Jika Al-Qur’an terjemahan bahasa Betawi ini selesai, berarti pihak pengelola proyek berhasil melaksanakan tugasnya dengan baik. Di sisi lain, pihak PSB dan komunitas etnis masyarakat Betawi juga sangat diuntungkan, karena bahasa dan budayanya dapat dilestarikan dan dikembangkan dengan baik.
Bahasa Betawi = Melayu Indonesia
Dahulu, sebelum dilakukan penerjemahan Al-Qur’an ke dalam bahasa daerah dan khususnya bahasa Betawi, umumnya mereka yang bukan ahli agama atau masyarakat awam, mereka membaca terjemahan yang berbahasa Indonesia. Dan mungkin juga hingga kini, mereka masih melakukannya.
Kalau begitu, pertanyaan yang mesti dimunculkan adalah, apakah orang Betawi awam akan tetap meneruskan membaca terjemahan Al-Qur’an berbahasa Indonesia atau terjemahan berbahasa Betawi? Karena terjemahan ini hanya mengganti ejaan berbahasa Indonedia menjadi bahasa Betawi.
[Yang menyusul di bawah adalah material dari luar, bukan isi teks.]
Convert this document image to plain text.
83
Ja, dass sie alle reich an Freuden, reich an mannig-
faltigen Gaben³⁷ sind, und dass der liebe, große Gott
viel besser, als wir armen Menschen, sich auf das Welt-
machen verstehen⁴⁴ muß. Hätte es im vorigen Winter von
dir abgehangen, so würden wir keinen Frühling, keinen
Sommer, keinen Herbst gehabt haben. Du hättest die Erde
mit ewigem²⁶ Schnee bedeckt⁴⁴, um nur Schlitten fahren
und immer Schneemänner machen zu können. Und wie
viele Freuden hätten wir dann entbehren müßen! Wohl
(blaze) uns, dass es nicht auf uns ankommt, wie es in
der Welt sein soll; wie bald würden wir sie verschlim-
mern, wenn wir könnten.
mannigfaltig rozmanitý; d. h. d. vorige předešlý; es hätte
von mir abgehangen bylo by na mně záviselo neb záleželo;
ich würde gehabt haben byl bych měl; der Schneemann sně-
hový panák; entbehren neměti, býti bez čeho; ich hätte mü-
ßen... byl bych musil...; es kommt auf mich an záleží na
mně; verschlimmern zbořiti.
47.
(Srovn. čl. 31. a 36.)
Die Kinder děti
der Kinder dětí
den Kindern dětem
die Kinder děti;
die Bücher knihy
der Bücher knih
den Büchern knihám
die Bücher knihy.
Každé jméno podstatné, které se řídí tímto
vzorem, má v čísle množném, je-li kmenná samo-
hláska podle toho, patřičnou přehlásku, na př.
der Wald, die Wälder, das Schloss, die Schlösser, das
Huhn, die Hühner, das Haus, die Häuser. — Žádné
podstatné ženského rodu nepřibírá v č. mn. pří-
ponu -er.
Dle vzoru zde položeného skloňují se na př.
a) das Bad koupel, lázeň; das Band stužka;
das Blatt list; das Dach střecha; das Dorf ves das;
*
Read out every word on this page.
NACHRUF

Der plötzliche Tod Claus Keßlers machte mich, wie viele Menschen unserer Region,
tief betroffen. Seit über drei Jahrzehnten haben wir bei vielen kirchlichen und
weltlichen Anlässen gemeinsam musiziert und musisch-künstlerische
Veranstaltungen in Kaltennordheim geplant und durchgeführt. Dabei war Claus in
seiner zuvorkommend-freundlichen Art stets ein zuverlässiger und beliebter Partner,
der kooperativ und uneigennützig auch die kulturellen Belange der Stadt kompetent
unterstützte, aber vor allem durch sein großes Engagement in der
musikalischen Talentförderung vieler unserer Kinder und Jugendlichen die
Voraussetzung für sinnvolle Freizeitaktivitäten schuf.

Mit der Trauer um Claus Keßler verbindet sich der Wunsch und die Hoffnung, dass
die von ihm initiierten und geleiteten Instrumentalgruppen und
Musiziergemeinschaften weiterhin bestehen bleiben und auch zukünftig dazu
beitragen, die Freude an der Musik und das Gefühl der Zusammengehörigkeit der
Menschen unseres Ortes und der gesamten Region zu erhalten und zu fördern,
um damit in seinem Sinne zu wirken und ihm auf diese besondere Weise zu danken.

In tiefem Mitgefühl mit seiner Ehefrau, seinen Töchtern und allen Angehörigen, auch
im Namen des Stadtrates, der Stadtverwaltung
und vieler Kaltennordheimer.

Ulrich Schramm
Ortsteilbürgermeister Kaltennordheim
Terlebih jika penerjemahnya ada yang kurang paham suatu istilah Betawi.
Pertanyaan lainnya, Betawi itu merupakan sebuah konsep kultural, bukan teritorial. Secara kultural, yang disebut masyarakat Betawi adalah masyarakat yang berbudaya dan berbahasa Betawi. Cakupannya lebih luas dari hanya sekadar teritorial. Jika secara teritorial, yang disebut Betawi dahulu hanya sebatas wilayah DKI Jakarta saja. Maka secara kultural, yang disebut Betawi adalah masyarakat yang tinggal dan menetap di wilayah Jakarta, Bogor, Depok, Tangerang, Bekasi, hingga Karawang.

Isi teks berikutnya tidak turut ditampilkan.